Dunque l’Italia (calcistica?) è un Paese razzista. Ed è per questo che Kevin Prince Boateng, uno dei giocatori più sopravvalutati degli ultimi anni, se ne è andato dal Milan per abbracciare il progetto (si dice così, quando si cambia squadra) dei tedeschi dello Schalke 04. Va detto che a svelare il retroscena non è stato il giocatore tedesco (naturalizzato ghanese), ma il direttore finanziario dello Schalke, Peter Peters (chi?). In assenza di smentita del diretto interessato, procediamo comunque e ci atteniamo alle dichiarazioni raccolte dal Corriere dello Sport: via dall’Italia “a causa dei numerosi episodi di razzismo avvenuti durante la sua permanenza in Italia”.

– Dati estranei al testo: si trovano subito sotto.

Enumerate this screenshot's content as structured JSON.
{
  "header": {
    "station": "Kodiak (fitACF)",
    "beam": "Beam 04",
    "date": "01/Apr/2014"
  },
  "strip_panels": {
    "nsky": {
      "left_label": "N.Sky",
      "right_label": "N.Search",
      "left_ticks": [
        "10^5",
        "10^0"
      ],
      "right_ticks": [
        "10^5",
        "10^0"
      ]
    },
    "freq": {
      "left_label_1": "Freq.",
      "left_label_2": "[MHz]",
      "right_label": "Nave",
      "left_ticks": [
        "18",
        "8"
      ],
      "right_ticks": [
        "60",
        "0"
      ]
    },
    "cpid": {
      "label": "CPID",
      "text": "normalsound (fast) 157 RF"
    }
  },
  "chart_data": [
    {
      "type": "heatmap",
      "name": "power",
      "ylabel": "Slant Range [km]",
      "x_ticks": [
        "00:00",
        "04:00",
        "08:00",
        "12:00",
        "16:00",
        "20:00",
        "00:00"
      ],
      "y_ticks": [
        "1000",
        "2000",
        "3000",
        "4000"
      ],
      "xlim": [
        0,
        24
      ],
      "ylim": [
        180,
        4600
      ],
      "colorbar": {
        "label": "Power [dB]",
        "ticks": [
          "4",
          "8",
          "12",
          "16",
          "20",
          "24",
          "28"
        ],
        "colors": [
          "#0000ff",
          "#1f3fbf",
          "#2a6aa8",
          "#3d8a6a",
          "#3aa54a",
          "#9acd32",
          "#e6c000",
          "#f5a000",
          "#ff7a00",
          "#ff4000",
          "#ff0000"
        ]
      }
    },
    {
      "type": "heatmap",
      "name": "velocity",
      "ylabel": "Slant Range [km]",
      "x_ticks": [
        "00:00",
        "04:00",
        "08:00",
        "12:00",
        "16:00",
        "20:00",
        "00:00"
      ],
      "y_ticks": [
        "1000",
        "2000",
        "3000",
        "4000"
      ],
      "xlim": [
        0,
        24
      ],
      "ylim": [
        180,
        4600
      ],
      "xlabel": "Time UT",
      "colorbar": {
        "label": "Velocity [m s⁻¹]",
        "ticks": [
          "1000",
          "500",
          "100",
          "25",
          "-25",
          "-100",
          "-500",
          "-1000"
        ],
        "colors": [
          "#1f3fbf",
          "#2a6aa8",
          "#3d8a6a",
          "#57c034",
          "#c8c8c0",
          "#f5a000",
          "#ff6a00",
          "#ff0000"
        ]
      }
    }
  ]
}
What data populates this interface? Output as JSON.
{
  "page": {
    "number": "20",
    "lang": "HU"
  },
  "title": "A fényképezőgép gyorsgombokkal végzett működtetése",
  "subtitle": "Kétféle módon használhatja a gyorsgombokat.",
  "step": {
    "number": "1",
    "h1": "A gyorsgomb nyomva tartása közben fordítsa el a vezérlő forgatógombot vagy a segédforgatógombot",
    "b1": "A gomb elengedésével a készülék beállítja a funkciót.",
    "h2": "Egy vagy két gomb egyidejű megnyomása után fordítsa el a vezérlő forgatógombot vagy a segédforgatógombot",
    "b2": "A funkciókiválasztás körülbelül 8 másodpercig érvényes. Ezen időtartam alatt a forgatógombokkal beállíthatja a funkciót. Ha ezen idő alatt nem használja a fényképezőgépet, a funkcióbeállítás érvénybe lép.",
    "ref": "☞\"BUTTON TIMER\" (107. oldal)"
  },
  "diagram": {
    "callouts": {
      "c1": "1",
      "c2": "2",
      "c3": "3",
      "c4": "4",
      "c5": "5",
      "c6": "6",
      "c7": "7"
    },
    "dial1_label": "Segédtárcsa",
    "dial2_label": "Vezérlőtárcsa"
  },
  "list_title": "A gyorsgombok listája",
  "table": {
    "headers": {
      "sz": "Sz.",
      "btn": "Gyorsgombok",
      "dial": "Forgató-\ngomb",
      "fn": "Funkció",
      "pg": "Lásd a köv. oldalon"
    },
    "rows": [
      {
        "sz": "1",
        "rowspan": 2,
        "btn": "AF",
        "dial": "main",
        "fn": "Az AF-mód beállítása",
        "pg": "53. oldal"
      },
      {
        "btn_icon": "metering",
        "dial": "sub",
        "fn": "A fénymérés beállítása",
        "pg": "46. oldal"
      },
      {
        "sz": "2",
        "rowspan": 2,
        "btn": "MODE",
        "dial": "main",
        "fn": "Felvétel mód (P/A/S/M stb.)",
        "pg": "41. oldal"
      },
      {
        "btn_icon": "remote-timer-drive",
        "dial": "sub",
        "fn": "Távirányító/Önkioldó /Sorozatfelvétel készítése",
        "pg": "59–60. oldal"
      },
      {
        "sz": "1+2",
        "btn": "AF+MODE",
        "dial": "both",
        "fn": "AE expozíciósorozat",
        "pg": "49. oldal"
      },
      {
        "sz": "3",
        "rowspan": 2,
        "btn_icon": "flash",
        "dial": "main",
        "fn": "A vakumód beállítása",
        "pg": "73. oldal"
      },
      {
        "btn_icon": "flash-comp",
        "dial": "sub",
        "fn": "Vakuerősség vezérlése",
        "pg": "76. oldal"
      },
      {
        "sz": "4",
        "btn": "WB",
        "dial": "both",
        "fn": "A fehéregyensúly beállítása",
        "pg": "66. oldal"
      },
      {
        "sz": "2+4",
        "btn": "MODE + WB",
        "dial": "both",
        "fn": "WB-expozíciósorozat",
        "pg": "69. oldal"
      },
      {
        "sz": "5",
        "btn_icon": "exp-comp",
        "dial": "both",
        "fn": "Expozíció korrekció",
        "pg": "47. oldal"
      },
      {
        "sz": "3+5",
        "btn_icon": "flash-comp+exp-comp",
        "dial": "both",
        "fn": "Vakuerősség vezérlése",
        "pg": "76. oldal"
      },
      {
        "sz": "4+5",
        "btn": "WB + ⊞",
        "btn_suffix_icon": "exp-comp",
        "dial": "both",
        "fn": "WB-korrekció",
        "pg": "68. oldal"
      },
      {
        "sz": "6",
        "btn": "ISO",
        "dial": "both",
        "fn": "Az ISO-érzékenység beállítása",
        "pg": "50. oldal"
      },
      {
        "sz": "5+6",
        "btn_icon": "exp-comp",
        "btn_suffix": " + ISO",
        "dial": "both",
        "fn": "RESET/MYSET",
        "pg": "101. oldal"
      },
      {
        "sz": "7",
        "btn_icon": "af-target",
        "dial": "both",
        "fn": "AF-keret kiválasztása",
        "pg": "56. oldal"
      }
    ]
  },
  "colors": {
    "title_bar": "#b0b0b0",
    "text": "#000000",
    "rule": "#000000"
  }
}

Ora, un’accusa del genere, vista la gravità, va circostanziata. A quali episodi si riferisce Boateng? La famosa amichevole con la Pro Patria in cui ha lasciato il campo (solo perché era un’amichevole, parliamoci chiaro) in risposta ai soliti “buuu” dei soliti idioti? Non basta. E se il problema sono i “buuu” che tutte le domeniche è stato costretto a sorbirsi dai tifosi avversari (lui come tutti i giocatori di colore), beh, cancelliamo subito la parola razzismo. Lo stadio, si sa è territorio franco (se dai un cazzotto a uno per strada vai in galera, se lo fai sugli spalti al massimo ti inibiscono l’accesso), territorio fertile per gli idioti che trovano “coraggio” nella massa: i “buuu” sono ignoranza, maleducazione, la stessa che trovi in miniatura quando sei in fila e ti passano davanti o quando provi ad attraversare sulle strisce pedonali. Per inciso, gli idioti da stadio si sono evoluti: una volta ululavano e mostravano banane ai giocatori di colore, ora l’ “uh-uh-uh” si è trasformato in “buu”, senza banane. Un deciso passo avanti.
Ma santo cielo, non è razzismo, è un modo becero per far innervosire gli avversari. Sei di colore, ti fanno “buuu”. Fossi brizzolato ti darebbero del vecchio di m..da. Ai tempi del Mirabello ai calciatori calvi si cantava “il pelato dev’essere bruciato”; e se un avversario rimaneva a terra era obbligatorio il “devi morire”. Oggi il “buu” è accompagnato da cori ben più gravi, in cui si augura la morte (“Se saltelli muore Balotelli”), si inneggia alle tragedie di Superga o dell’Heysel, si definisce Napoli “vergogna dell’Italia intera”, si oltraggia Romagna Mia (“Vorrei ca..re in quella m..da che chiami mare”), si rende onore alla “tigre” Arkan senza nemmeno sapere chi sia, si fischia l’Inno della Nazionale avversaria (è accaduto a Palermo qualche giorno fa, prima di Italia-Bulgaria) senza nemmeno sapere perché.
Lasci stare i “buuu”, Boateng, e ci dica quali sono gli episodi che l’hanno convinto a lasciare l’Italia, noto Paese razzista in cui abbiamo smesso di parlare dialetto per farci capire da tutti. Si tenga pure Melissa Satta e magari faccia il gesto sdegnoso di restituire quei 5-6 milioni incassati in tre campionati dal Milan. Tra l’altro il suo ex datore di lavoro, tale Silvio Berlusconi, in questo momento ne avrebbe bisogno per regolare alcune parcelle legali. Sarebbe un bel gesto.